В полном молчании прошло еще полтора часа.
Лиза снова заговорила первой:
— Если он выживет, я приму это как знамение. Я навсегда уйду из его жизни. Бог мой, какое горе, какое горе должно было прийти в наш дом, чтобы я поняла, как несправедливо жестоко я обходилась со своим мальчиком… Я душила его своей любовью, я мешала ему жить, и он взбунтовался, требуя себе хотя бы малую толику самостоятельности. Да, это был бунт, теперь я это понимаю. Это был бунт, и вот к чему он привел…
— Лиза, это неправда, — начала Женька, движимая состраданием. Но осеклась: стены коридора ожили чьими-то шагами.
Устало вытирая пот врачебной шапочкой, он приближался к ним — царь и бог, самый главный человек на Земле, не ведавший о той великой роли, которую отвели ему две несчастные женщины, пока он оперировал их брата и любимого. И сейчас, пока он шел по коридору, они взирали на него, как на Мессию.
— Что? — хрипло спросила Лиза.
— Удовлетворительно, — коротко ответил он.
— Что это значит?
— Это значит, что операция прошла удовлетворительно. Большего я не могу сказать, извините. Врачебное суеверие.
— Но ему лучше?
— Больной сейчас спит, и на вопросы о самочувствии отвечать не в состоянии. Могу сказать вам пока одно: ему, по крайней мере, не хуже. Рана очень серьезная — ножевое ранение в брюшную полость, проникновение с повреждением желудка, тонкой и толстой кишки. Это злодейство какое-то. Жалко парня. Но! Будем надеяться на лучшее.
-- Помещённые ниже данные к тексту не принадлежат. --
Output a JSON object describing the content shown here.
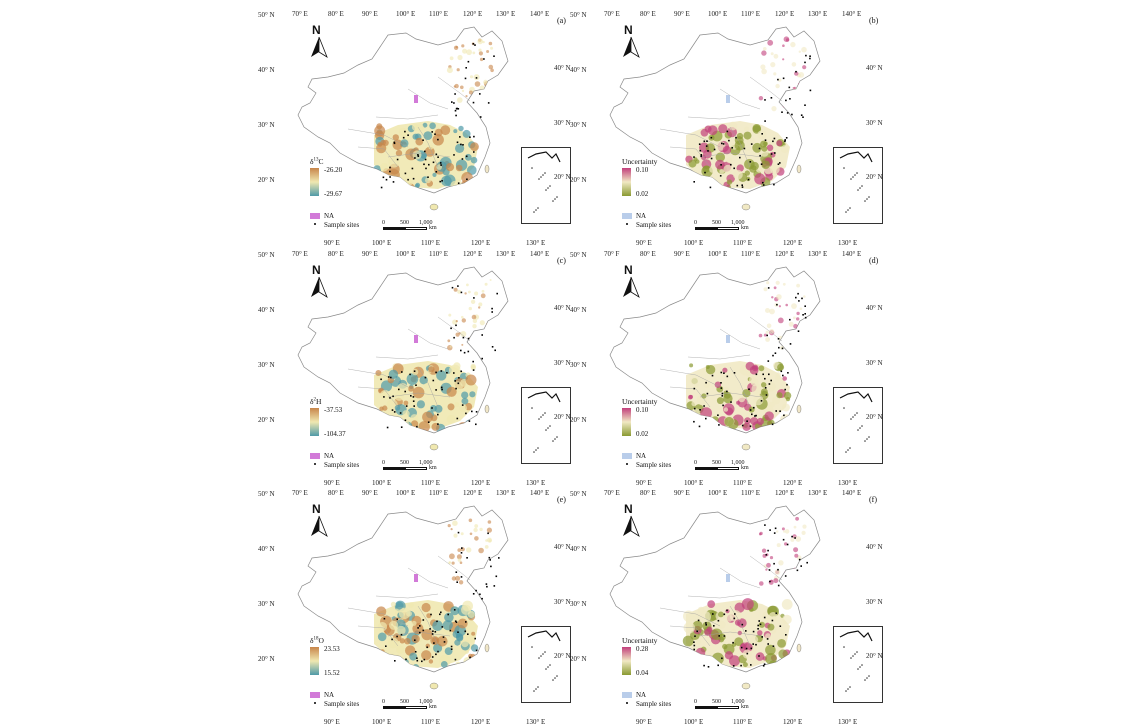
{
  "panels": [
    {
      "id": "a",
      "label": "(a)",
      "color_scheme": "isotope",
      "top_lon": [
        "70° E",
        "80° E",
        "90° E",
        "100° E",
        "110° E",
        "120° E",
        "130° E",
        "140° E"
      ],
      "bottom_lon": [
        "90° E",
        "100° E",
        "110° E",
        "120° E",
        "130° E"
      ],
      "left_lat": [
        "50° N",
        "40° N",
        "30° N",
        "20° N"
      ],
      "right_lat": [
        "40° N",
        "30° N",
        "20° N"
      ],
      "legend": {
        "title_main": "δ",
        "title_sup": "13",
        "title_tail": "C",
        "max": "-26.20",
        "min": "-29.67",
        "na": "NA",
        "sites": "Sample sites",
        "na_color": "#d27ad8"
      },
      "scale": {
        "s0": "0",
        "s1": "500",
        "s2": "1,000",
        "unit": "km"
      }
    },
    {
      "id": "b",
      "label": "(b)",
      "color_scheme": "uncertainty",
      "top_lon": [
        "70° E",
        "80° E",
        "90° E",
        "100° E",
        "110° E",
        "120° E",
        "130° E",
        "140° E"
      ],
      "bottom_lon": [
        "90° E",
        "100° E",
        "110° E",
        "120° E",
        "130° E"
      ],
      "left_lat": [
        "50° N",
        "40° N",
        "30° N",
        "20° N"
      ],
      "right_lat": [
        "40° N",
        "30° N",
        "20° N"
      ],
      "legend": {
        "title_main": "Uncertainty",
        "title_sup": "",
        "title_tail": "",
        "max": "0.10",
        "min": "0.02",
        "na": "NA",
        "sites": "Sample sites",
        "na_color": "#b9cdea"
      },
      "scale": {
        "s0": "0",
        "s1": "500",
        "s2": "1,000",
        "unit": "km"
      }
    },
    {
      "id": "c",
      "label": "(c)",
      "color_scheme": "isotope",
      "top_lon": [
        "70° E",
        "80° E",
        "90° E",
        "100° E",
        "110° E",
        "120° E",
        "130° E",
        "140° E"
      ],
      "bottom_lon": [
        "90° E",
        "100° E",
        "110° E",
        "120° E",
        "130° E"
      ],
      "left_lat": [
        "50° N",
        "40° N",
        "30° N",
        "20° N"
      ],
      "right_lat": [
        "40° N",
        "30° N",
        "20° N"
      ],
      "legend": {
        "title_main": "δ",
        "title_sup": "2",
        "title_tail": "H",
        "max": "-37.53",
        "min": "-104.37",
        "na": "NA",
        "sites": "Sample sites",
        "na_color": "#d27ad8"
      },
      "scale": {
        "s0": "0",
        "s1": "500",
        "s2": "1,000",
        "unit": "km"
      }
    },
    {
      "id": "d",
      "label": "(d)",
      "color_scheme": "uncertainty",
      "top_lon": [
        "70° F",
        "80° E",
        "90° E",
        "100° E",
        "110° E",
        "120° E",
        "130° E",
        "140° E"
      ],
      "bottom_lon": [
        "90° E",
        "100° E",
        "110° E",
        "120° E",
        "130° E"
      ],
      "left_lat": [
        "50° N",
        "40° N",
        "30° N",
        "20° N"
      ],
      "right_lat": [
        "40° N",
        "30° N",
        "20° N"
      ],
      "legend": {
        "title_main": "Uncertainty",
        "title_sup": "",
        "title_tail": "",
        "max": "0.10",
        "min": "0.02",
        "na": "NA",
        "sites": "Sample sites",
        "na_color": "#b9cdea"
      },
      "scale": {
        "s0": "0",
        "s1": "500",
        "s2": "1,000",
        "unit": "km"
      }
    },
    {
      "id": "e",
      "label": "(e)",
      "color_scheme": "isotope",
      "top_lon": [
        "70° E",
        "80° E",
        "90° E",
        "100° E",
        "110° E",
        "120° E",
        "130° E",
        "140° E"
      ],
      "bottom_lon": [
        "90° E",
        "100° E",
        "110° E",
        "120° E",
        "130° E"
      ],
      "left_lat": [
        "50° N",
        "40° N",
        "30° N",
        "20° N"
      ],
      "right_lat": [
        "40° N",
        "30° N",
        "20° N"
      ],
      "legend": {
        "title_main": "δ",
        "title_sup": "18",
        "title_tail": "O",
        "max": "23.53",
        "min": "15.52",
        "na": "NA",
        "sites": "Sample sites",
        "na_color": "#d27ad8"
      },
      "scale": {
        "s0": "0",
        "s1": "500",
        "s2": "1,000",
        "unit": "km"
      }
    },
    {
      "id": "f",
      "label": "(f)",
      "color_scheme": "uncertainty",
      "top_lon": [
        "70° E",
        "80° E",
        "90° E",
        "100° E",
        "110° E",
        "120° E",
        "130° E",
        "140° E"
      ],
      "bottom_lon": [
        "90° E",
        "100° E",
        "110° E",
        "120° E",
        "130° E"
      ],
      "left_lat": [
        "50° N",
        "40° N",
        "30° N",
        "20° N"
      ],
      "right_lat": [
        "40° N",
        "30° N",
        "20° N"
      ],
      "legend": {
        "title_main": "Uncertainty",
        "title_sup": "",
        "title_tail": "",
        "max": "0.28",
        "min": "0.04",
        "na": "NA",
        "sites": "Sample sites",
        "na_color": "#b9cdea"
      },
      "scale": {
        "s0": "0",
        "s1": "500",
        "s2": "1,000",
        "unit": "km"
      }
    }
  ],
  "colors": {
    "isotope_high": "#c8864a",
    "isotope_mid": "#f0e8b0",
    "isotope_low": "#4f9aa8",
    "uncertainty_high": "#c2407c",
    "uncertainty_mid": "#f1e9c4",
    "uncertainty_low": "#8a9a32"
  }
}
Пожилой хирург положил обе руки на плечи Лизе и, глядя ей в глаза так, будто пытался ее загипнотизировать, отчетливо повторил:
— Будем надеться на лучшее.
Лиза всхлипнула и закрыла лицо руками. Потом опять вскинула голову:
— Послушайте. Я бы хотела находиться радом с братом. Постоянно, и день и ночь. Всегда. Дежурить возле него. Я знаю, что надо делать, я…
— Я тоже, — быстро перебила Женька. — Я тоже буду дежурить. Мы можем вместе, можем по очереди. Я никуда отсюда не уйду, пока вы не разрешите.
— Это исключено, — резко ответил хирург. — Если бы разрешали родственникам больных устраиваться рядом с ними в палате, то больница бы в два счета превратилась в сумасшедший дом, а у меня, извините, другая специализация — я хирург, а не психиатр. И к тому же к больному Давлетшину все равно ни сейчас, ни потом никого из посторонних не пустят: он в реанимации. Идите домой, девушка. И вы идите, — обратился он к Лизе. — Для больного и так будет сделано все, что можно.